Experts believe that many factors account for gonorrhea’s latest rebound, which has disproportionately hit young people ages 15 to 24, gay and bisexual men, and racial and ethnic minority groups. For one thing, STI-associated stigma and socio-economic barriers to care are perennial issues hindering treatment. Casual, one-time hook-ups and the dangerous mix of sex plus recreational drugs are also fueling transmission. Finally, experts wonder, is a lessening fear of HIV prompting less concern about unprotected sex?

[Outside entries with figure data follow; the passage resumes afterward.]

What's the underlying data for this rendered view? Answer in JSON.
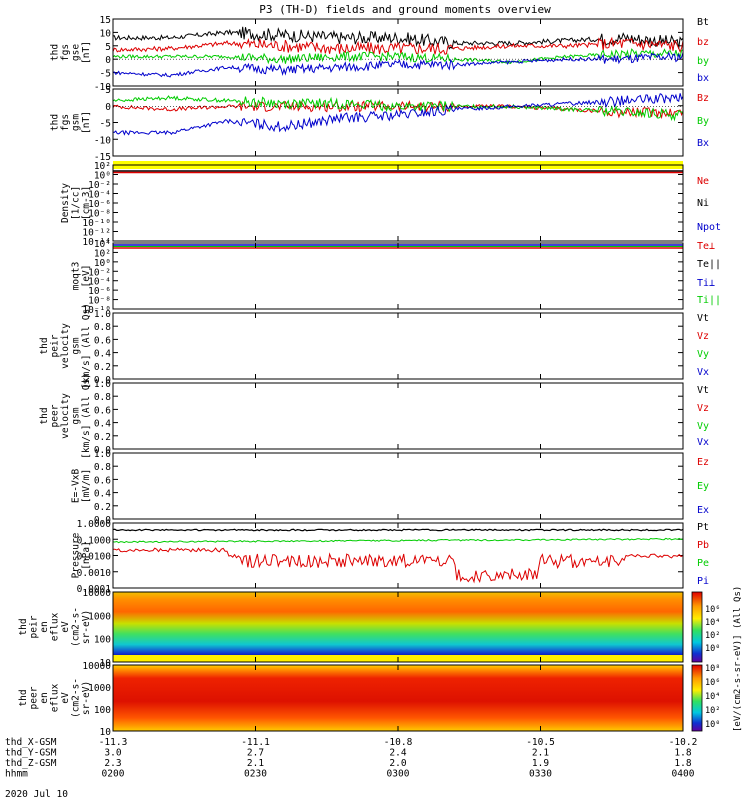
{
  "title": "P3 (TH-D) fields and ground moments overview",
  "date_label": "2020 Jul 10",
  "colors": {
    "black": "#000000",
    "red": "#dd0000",
    "green": "#00cc00",
    "blue": "#0000cc",
    "yellow": "#ffff00"
  },
  "chart_data": {
    "type": "multi-panel time series",
    "x_ticks": [
      "0200",
      "0230",
      "0300",
      "0330",
      "0400"
    ],
    "x_tick_rows": [
      {
        "label": "thd_X-GSM",
        "values": [
          "-11.3",
          "-11.1",
          "-10.8",
          "-10.5",
          "-10.2"
        ]
      },
      {
        "label": "thd_Y-GSM",
        "values": [
          "3.0",
          "2.7",
          "2.4",
          "2.1",
          "1.8"
        ]
      },
      {
        "label": "thd_Z-GSM",
        "values": [
          "2.3",
          "2.1",
          "2.0",
          "1.9",
          "1.8"
        ]
      },
      {
        "label": "hhmm",
        "values": [
          "0200",
          "0230",
          "0300",
          "0330",
          "0400"
        ]
      }
    ],
    "panels": [
      {
        "id": "fgs_gse",
        "ylabel": [
          "thd",
          "fgs",
          "gse",
          "[nT]"
        ],
        "ylim": [
          -10,
          15
        ],
        "yticks": [
          "15",
          "10",
          "5",
          "0",
          "-5",
          "-10"
        ],
        "legend": [
          {
            "name": "Bt",
            "color": "black"
          },
          {
            "name": "bz",
            "color": "red"
          },
          {
            "name": "by",
            "color": "green"
          },
          {
            "name": "bx",
            "color": "blue"
          }
        ],
        "series": [
          {
            "name": "Bt",
            "color": "black",
            "t": [
              0,
              0.1,
              0.2,
              0.3,
              0.4,
              0.5,
              0.6,
              0.7,
              0.8,
              0.9,
              1.0
            ],
            "y": [
              8,
              8,
              10,
              9,
              8,
              8,
              6,
              6,
              7,
              8,
              6
            ]
          },
          {
            "name": "bz",
            "color": "red",
            "t": [
              0,
              0.1,
              0.2,
              0.3,
              0.4,
              0.5,
              0.6,
              0.7,
              0.8,
              0.9,
              1.0
            ],
            "y": [
              3.5,
              4,
              6,
              5,
              4,
              4,
              4,
              5,
              5,
              6,
              5
            ]
          },
          {
            "name": "by",
            "color": "green",
            "t": [
              0,
              0.1,
              0.2,
              0.3,
              0.4,
              0.5,
              0.6,
              0.7,
              0.8,
              0.9,
              1.0
            ],
            "y": [
              1,
              1,
              1,
              0,
              1,
              1,
              0,
              -1,
              1,
              2,
              2
            ]
          },
          {
            "name": "bx",
            "color": "blue",
            "t": [
              0,
              0.1,
              0.2,
              0.3,
              0.4,
              0.5,
              0.6,
              0.7,
              0.8,
              0.9,
              1.0
            ],
            "y": [
              -5,
              -6,
              -3,
              -4,
              -3,
              -2,
              -2,
              -1,
              0,
              0,
              1
            ]
          }
        ]
      },
      {
        "id": "fgs_gsm",
        "ylabel": [
          "thd",
          "fgs",
          "gsm",
          "[nT]"
        ],
        "ylim": [
          -17,
          6
        ],
        "yticks": [
          "5",
          "0",
          "-5",
          "-10",
          "-15"
        ],
        "legend": [
          {
            "name": "Bz",
            "color": "red"
          },
          {
            "name": "By",
            "color": "green"
          },
          {
            "name": "Bx",
            "color": "blue"
          }
        ],
        "series": [
          {
            "name": "Bz",
            "color": "red",
            "t": [
              0,
              0.1,
              0.2,
              0.3,
              0.4,
              0.5,
              0.6,
              0.7,
              0.8,
              0.9,
              1.0
            ],
            "y": [
              0,
              -1,
              0,
              0,
              0,
              0,
              0,
              0,
              -1,
              -2,
              -2
            ]
          },
          {
            "name": "By",
            "color": "green",
            "t": [
              0,
              0.1,
              0.2,
              0.3,
              0.4,
              0.5,
              0.6,
              0.7,
              0.8,
              0.9,
              1.0
            ],
            "y": [
              2,
              3,
              2,
              1,
              1,
              0,
              0,
              0,
              -1,
              -2,
              -3
            ]
          },
          {
            "name": "Bx",
            "color": "blue",
            "t": [
              0,
              0.1,
              0.2,
              0.3,
              0.4,
              0.5,
              0.6,
              0.7,
              0.8,
              0.9,
              1.0
            ],
            "y": [
              -9,
              -9,
              -5,
              -7,
              -4,
              -3,
              -1,
              0,
              1,
              2,
              3
            ]
          }
        ]
      },
      {
        "id": "density",
        "ylabel": [
          "Density",
          "[1/cc]",
          "[cm-3]"
        ],
        "yticks": [
          "10²",
          "10⁰",
          "10⁻²",
          "10⁻⁴",
          "10⁻⁶",
          "10⁻⁸",
          "10⁻¹⁰",
          "10⁻¹²",
          "10⁻¹⁴"
        ],
        "legend": [
          {
            "name": "Ne",
            "color": "red"
          },
          {
            "name": "Ni",
            "color": "black"
          },
          {
            "name": "Npot",
            "color": "blue"
          }
        ]
      },
      {
        "id": "temperature",
        "ylabel": [
          "moqt3",
          "[eV]"
        ],
        "yticks": [
          "10⁴",
          "10²",
          "10⁰",
          "10⁻²",
          "10⁻⁴",
          "10⁻⁶",
          "10⁻⁸",
          "10⁻¹⁰"
        ],
        "legend": [
          {
            "name": "Te⊥",
            "color": "red"
          },
          {
            "name": "Te||",
            "color": "black"
          },
          {
            "name": "Ti⊥",
            "color": "blue"
          },
          {
            "name": "Ti||",
            "color": "green"
          }
        ]
      },
      {
        "id": "peir_velocity",
        "ylabel": [
          "thd",
          "peir",
          "velocity",
          "gsm",
          "[km/s] (All Qs)"
        ],
        "ylim": [
          0,
          1
        ],
        "yticks": [
          "1.0",
          "0.8",
          "0.6",
          "0.4",
          "0.2",
          "0.0"
        ],
        "legend": [
          {
            "name": "Vt",
            "color": "black"
          },
          {
            "name": "Vz",
            "color": "red"
          },
          {
            "name": "Vy",
            "color": "green"
          },
          {
            "name": "Vx",
            "color": "blue"
          }
        ]
      },
      {
        "id": "peer_velocity",
        "ylabel": [
          "thd",
          "peer",
          "velocity",
          "gsm",
          "[km/s] (All Qs)"
        ],
        "ylim": [
          0,
          1
        ],
        "yticks": [
          "1.0",
          "0.8",
          "0.6",
          "0.4",
          "0.2",
          "0.0"
        ],
        "legend": [
          {
            "name": "Vt",
            "color": "black"
          },
          {
            "name": "Vz",
            "color": "red"
          },
          {
            "name": "Vy",
            "color": "green"
          },
          {
            "name": "Vx",
            "color": "blue"
          }
        ]
      },
      {
        "id": "efield",
        "ylabel": [
          "E=-VxB",
          "[mV/m]"
        ],
        "ylim": [
          0,
          1
        ],
        "yticks": [
          "1.0",
          "0.8",
          "0.6",
          "0.4",
          "0.2",
          "0.0"
        ],
        "legend": [
          {
            "name": "Ez",
            "color": "red"
          },
          {
            "name": "Ey",
            "color": "green"
          },
          {
            "name": "Ex",
            "color": "blue"
          }
        ]
      },
      {
        "id": "pressure",
        "ylabel": [
          "Pressure",
          "[nPa]"
        ],
        "yticks": [
          "1.0000",
          "0.1000",
          "0.0100",
          "0.0010",
          "0.0001"
        ],
        "legend": [
          {
            "name": "Pt",
            "color": "black"
          },
          {
            "name": "Pb",
            "color": "red"
          },
          {
            "name": "Pe",
            "color": "green"
          },
          {
            "name": "Pi",
            "color": "blue"
          }
        ]
      },
      {
        "id": "peir_spectrogram",
        "ylabel": [
          "thd",
          "peir",
          "en",
          "eflux",
          "eV",
          "(cm2-s-",
          "sr-eV)"
        ],
        "yticks": [
          "10000",
          "1000",
          "100",
          "10"
        ]
      },
      {
        "id": "peer_spectrogram",
        "ylabel": [
          "thd",
          "peer",
          "en",
          "eflux",
          "eV",
          "(cm2-s-",
          "sr-eV)"
        ],
        "yticks": [
          "10000",
          "1000",
          "100",
          "10"
        ]
      }
    ],
    "colorbar": {
      "label": "[eV/(cm2-s-sr-eV)] (All Qs)",
      "ticks_top": [
        "10⁶",
        "10⁴",
        "10²",
        "10⁰"
      ],
      "ticks_bottom": [
        "10⁸",
        "10⁶",
        "10⁴",
        "10²",
        "10⁰"
      ]
    }
  }
}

Meanwhile, ever lurking in the shadows, is N. gonorrhoeae‘s growing antibiotic resistance.
The Problem With Modern Diagnostics
Working as a medical resident in Chicago in the late 1970s, I saw many classic cases of gonorrhea. Men with a gooey, urethral discharge or chronic urinary stricture. Women with red-hot pelvic inflammation or post-infectious scarring leading to an ectopic pregnancy or infertility. Scattered pustules or septic arthritis due to bloodborne spread of the fastidious, Gram-negative diplococci found in aspirated pus or cloudy drops of synovial fluid that a microbiology tech would then try to grow on a chocolate agar plate.
Today’s trainees may not have seen those culture plates, but they are still seeing plenty of patients whose genital, rectal, and throat swabs are PCR-positive for N. gonorrhoeae.
The good news? With the advent of PCR testing, the organism became easier to detect. The bad news? Using PCR tests, especially in patients on HIV PrEP who are tested for gonorrhea every 3 months, it is now hard to distinguish an active infection from one that’s gone. Nor do PCR tests inform us about antibiotic susceptibility.
Both of these issues can lead to antibiotic overuse, which further jeopardizes today’s remaining regimen for uncomplicated gonorrhea.
Waning Antimicrobial Weapons
This leads us back to the historical context. Ever since the 1930s and 1940s, when sulfa drugs were only briefly effective against N. gonorrhoeae, the organism has displayed ongoing antibiotic resistance. For the next several decades, its eradication required ever-higher doses of penicillin. Then drugs in the fluoroquinolone (FQ) class replaced penicillins and tetracyclines, until FQ-resistant strains emerged in Asia and the Pacific Basin and later spread worldwide.
By 2007, FQs were dropped from all CDC regimens and third-generation cephalosporins like ceftriaxone combined with azithromycin later became WHO’s treatment of choice for genital and anorectal infections.
But that was then. Now extremely drug-resistant (XDR) strains are signaling a slowly unfolding global crisis.
Scoping the Future
Like Gorbach, my UCLA colleague Paul Adamson, MD, MPH, is another STI researcher as well as a clinician who is currently focused on gonorrhea in global settings. In another few weeks, he’ll start a 3-month stint at the Sexual Health and Promotion Clinic at Hanoi Medical Center, Vietnam’s first facility to offer HIV PrEP. While there, the infectious diseases doctor will not only characterize local strains of N. gonorrhoeae but will begin to correlate clinical presentations and patient behaviors with antibiotic resistance.
Adamson was enthusiastic when he heard the news of zoliflodacin; at the same time, he felt a need to protect it. “It seems like it’s as effective as ceftriaxone and azithromycin, so that’s exciting,” he said, “but you also want to hold it for cases in which you can’t use ceftriaxone. I fear that will be really hard to do.”
His concern stemmed from the fact that relatively few isolates of N. gonorrhoeae are cultured these days — yet a culture is still the only way to identify ceftriaxone-resistant strains in individual patients.
Daram sees things differently. As he told me over email, GARDP’s aim “is to limit the clinical use [of zoliflodacin]…to the targeted disease only.” He’s hoping this tactic will largely rein in future resistance to the novel agent.
“Wouldn’t that be great?” I thought while reading his message. Yet, all the while, I kept thinking about condoms.